For the gala dinner dance, the theme was "A Winter Palace Revisited," and the Plaza's Grand Ballroom was decorated in the style of a Russian winter palace of the Czarist era. The decor included living statues -- mimes with their faces brightly painted who stood motionless holding a special award given to Henri and Eugenia Doll, New York philanthropists who have contributed extensively to the arts and also have opened their home to many Soviet emigre' artists, including Rostropovich and his wife. Rostropovich presented the award -- like his own, an engraved crystal obelisk about a foot high -- and said it was "a special honor" to give recognition to this couple whose "door is always open."
After the ceremony, evidently relieved that the official part of the evening was ended, Rostropovich took a bunch of grapes from a table and posed for pictures with the living statues, kneeling and holding the grapes behind his ear.
In the concert preceding the award ceremony, Rostropovich conducted the New York premiere of Aulis Sallinen's vigorous, colorful Fifth Symphony, "Washington Mosaic." He was the soloist in Haydn's Cello Concerto in C, playing with a reduced orchestra. This performance, which provoked his first standing ovation, had the special sense of intimate dialogue that one usually finds only in chamber music, particularly in the slow movement.

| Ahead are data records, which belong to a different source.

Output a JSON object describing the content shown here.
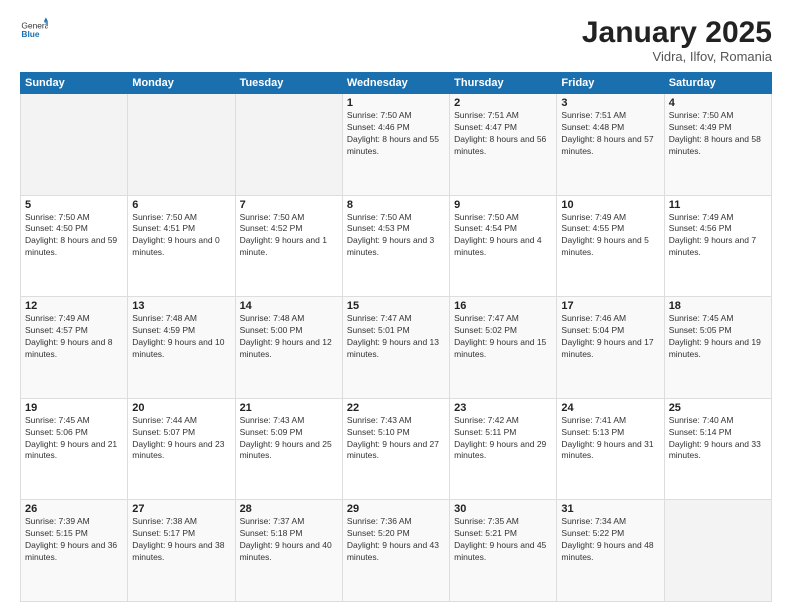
{
  "header": {
    "logo_general": "General",
    "logo_blue": "Blue",
    "title": "January 2025",
    "location": "Vidra, Ilfov, Romania"
  },
  "weekdays": [
    "Sunday",
    "Monday",
    "Tuesday",
    "Wednesday",
    "Thursday",
    "Friday",
    "Saturday"
  ],
  "weeks": [
    [
      {
        "day": "",
        "sunrise": "",
        "sunset": "",
        "daylight": ""
      },
      {
        "day": "",
        "sunrise": "",
        "sunset": "",
        "daylight": ""
      },
      {
        "day": "",
        "sunrise": "",
        "sunset": "",
        "daylight": ""
      },
      {
        "day": "1",
        "sunrise": "7:50 AM",
        "sunset": "4:46 PM",
        "daylight": "8 hours and 55 minutes."
      },
      {
        "day": "2",
        "sunrise": "7:51 AM",
        "sunset": "4:47 PM",
        "daylight": "8 hours and 56 minutes."
      },
      {
        "day": "3",
        "sunrise": "7:51 AM",
        "sunset": "4:48 PM",
        "daylight": "8 hours and 57 minutes."
      },
      {
        "day": "4",
        "sunrise": "7:50 AM",
        "sunset": "4:49 PM",
        "daylight": "8 hours and 58 minutes."
      }
    ],
    [
      {
        "day": "5",
        "sunrise": "7:50 AM",
        "sunset": "4:50 PM",
        "daylight": "8 hours and 59 minutes."
      },
      {
        "day": "6",
        "sunrise": "7:50 AM",
        "sunset": "4:51 PM",
        "daylight": "9 hours and 0 minutes."
      },
      {
        "day": "7",
        "sunrise": "7:50 AM",
        "sunset": "4:52 PM",
        "daylight": "9 hours and 1 minute."
      },
      {
        "day": "8",
        "sunrise": "7:50 AM",
        "sunset": "4:53 PM",
        "daylight": "9 hours and 3 minutes."
      },
      {
        "day": "9",
        "sunrise": "7:50 AM",
        "sunset": "4:54 PM",
        "daylight": "9 hours and 4 minutes."
      },
      {
        "day": "10",
        "sunrise": "7:49 AM",
        "sunset": "4:55 PM",
        "daylight": "9 hours and 5 minutes."
      },
      {
        "day": "11",
        "sunrise": "7:49 AM",
        "sunset": "4:56 PM",
        "daylight": "9 hours and 7 minutes."
      }
    ],
    [
      {
        "day": "12",
        "sunrise": "7:49 AM",
        "sunset": "4:57 PM",
        "daylight": "9 hours and 8 minutes."
      },
      {
        "day": "13",
        "sunrise": "7:48 AM",
        "sunset": "4:59 PM",
        "daylight": "9 hours and 10 minutes."
      },
      {
        "day": "14",
        "sunrise": "7:48 AM",
        "sunset": "5:00 PM",
        "daylight": "9 hours and 12 minutes."
      },
      {
        "day": "15",
        "sunrise": "7:47 AM",
        "sunset": "5:01 PM",
        "daylight": "9 hours and 13 minutes."
      },
      {
        "day": "16",
        "sunrise": "7:47 AM",
        "sunset": "5:02 PM",
        "daylight": "9 hours and 15 minutes."
      },
      {
        "day": "17",
        "sunrise": "7:46 AM",
        "sunset": "5:04 PM",
        "daylight": "9 hours and 17 minutes."
      },
      {
        "day": "18",
        "sunrise": "7:45 AM",
        "sunset": "5:05 PM",
        "daylight": "9 hours and 19 minutes."
      }
    ],
    [
      {
        "day": "19",
        "sunrise": "7:45 AM",
        "sunset": "5:06 PM",
        "daylight": "9 hours and 21 minutes."
      },
      {
        "day": "20",
        "sunrise": "7:44 AM",
        "sunset": "5:07 PM",
        "daylight": "9 hours and 23 minutes."
      },
      {
        "day": "21",
        "sunrise": "7:43 AM",
        "sunset": "5:09 PM",
        "daylight": "9 hours and 25 minutes."
      },
      {
        "day": "22",
        "sunrise": "7:43 AM",
        "sunset": "5:10 PM",
        "daylight": "9 hours and 27 minutes."
      },
      {
        "day": "23",
        "sunrise": "7:42 AM",
        "sunset": "5:11 PM",
        "daylight": "9 hours and 29 minutes."
      },
      {
        "day": "24",
        "sunrise": "7:41 AM",
        "sunset": "5:13 PM",
        "daylight": "9 hours and 31 minutes."
      },
      {
        "day": "25",
        "sunrise": "7:40 AM",
        "sunset": "5:14 PM",
        "daylight": "9 hours and 33 minutes."
      }
    ],
    [
      {
        "day": "26",
        "sunrise": "7:39 AM",
        "sunset": "5:15 PM",
        "daylight": "9 hours and 36 minutes."
      },
      {
        "day": "27",
        "sunrise": "7:38 AM",
        "sunset": "5:17 PM",
        "daylight": "9 hours and 38 minutes."
      },
      {
        "day": "28",
        "sunrise": "7:37 AM",
        "sunset": "5:18 PM",
        "daylight": "9 hours and 40 minutes."
      },
      {
        "day": "29",
        "sunrise": "7:36 AM",
        "sunset": "5:20 PM",
        "daylight": "9 hours and 43 minutes."
      },
      {
        "day": "30",
        "sunrise": "7:35 AM",
        "sunset": "5:21 PM",
        "daylight": "9 hours and 45 minutes."
      },
      {
        "day": "31",
        "sunrise": "7:34 AM",
        "sunset": "5:22 PM",
        "daylight": "9 hours and 48 minutes."
      },
      {
        "day": "",
        "sunrise": "",
        "sunset": "",
        "daylight": ""
      }
    ]
  ]
}
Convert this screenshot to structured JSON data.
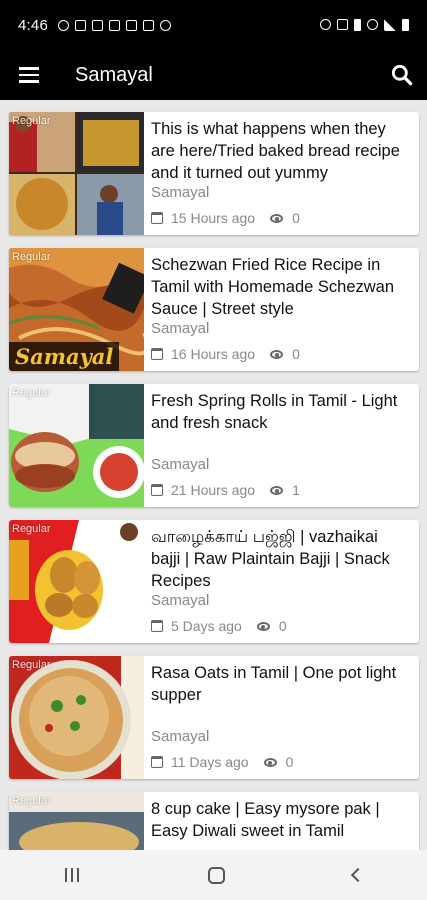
{
  "status_bar": {
    "time": "4:46"
  },
  "app_bar": {
    "title": "Samayal"
  },
  "videos": [
    {
      "label": "Regular",
      "title": "This is what happens when they are here/Tried baked bread recipe and it turned out yummy",
      "channel": "Samayal",
      "age": "15 Hours ago",
      "views": "0"
    },
    {
      "label": "Regular",
      "watermark": "Samayal",
      "title": "Schezwan Fried Rice Recipe in Tamil with Homemade Schezwan Sauce | Street style",
      "channel": "Samayal",
      "age": "16 Hours ago",
      "views": "0"
    },
    {
      "label": "Regular",
      "title": "Fresh Spring Rolls in Tamil - Light and fresh snack",
      "channel": "Samayal",
      "age": "21 Hours ago",
      "views": "1"
    },
    {
      "label": "Regular",
      "title": "வாழைக்காய் பஜ்ஜி | vazhaikai bajji | Raw Plaintain Bajji | Snack Recipes",
      "channel": "Samayal",
      "age": "5 Days ago",
      "views": "0"
    },
    {
      "label": "Regular",
      "title": "Rasa Oats in Tamil | One pot light supper",
      "channel": "Samayal",
      "age": "11 Days ago",
      "views": "0"
    },
    {
      "label": "Regular",
      "title": "8 cup cake | Easy mysore pak | Easy Diwali sweet in Tamil",
      "channel": "",
      "age": "",
      "views": ""
    }
  ],
  "colors": {
    "app_bar": "#000000",
    "background": "#e8e8e8",
    "card": "#ffffff",
    "meta": "#888888"
  },
  "icons": [
    "menu-icon",
    "search-icon",
    "calendar-icon",
    "eye-icon",
    "nav-recent-icon",
    "nav-home-icon",
    "nav-back-icon"
  ]
}
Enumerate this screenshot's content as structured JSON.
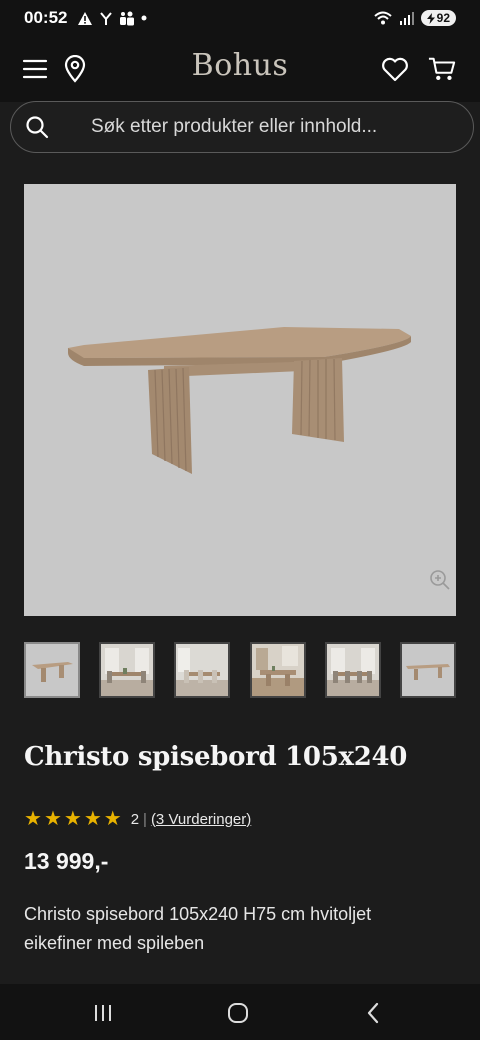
{
  "status_bar": {
    "time": "00:52",
    "battery": "92"
  },
  "header": {
    "logo": "Bohus",
    "icons": [
      "menu-icon",
      "location-pin-icon",
      "heart-icon",
      "cart-icon"
    ]
  },
  "search": {
    "placeholder": "Søk etter produkter eller innhold..."
  },
  "gallery": {
    "thumbnail_count": 6,
    "active_index": 0
  },
  "product": {
    "title": "Christo spisebord 105x240",
    "rating": 5,
    "rating_count": "2",
    "reviews_link": "(3 Vurderinger)",
    "price": "13 999,-",
    "description": "Christo spisebord 105x240 H75 cm hvitoljet eikefiner med spileben"
  },
  "colors": {
    "background": "#1c1c1c",
    "header": "#121212",
    "star": "#e8b200",
    "image_bg": "#c8c8c8"
  }
}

For the final selection, Shostakovich's Fifth Symphony was substituted for Beethoven's Third. The audience broke out into applause when the substitution was announced. Rostropovich and the NSO have become internationally known as interpreters of this music, and today's performance showed why.
At last night's party, among the New York socialites and NSO board members and, was Maxim Shostakovich, stopping over in New York for the day between Hartford, Conn., where he had just conducted Beethoven's Symphony No. 3 ("Eroica"), and Washington, where he begins rehearsals Monday for the Washington Opera's producion of "Eugene Onegin." "I came expecting to hear Rostropovich's 'Eroica,' which I thought would be good for me," he said. "Instead, I heard him conduct my father's Fifth Symphony, and that was not bad for me, either."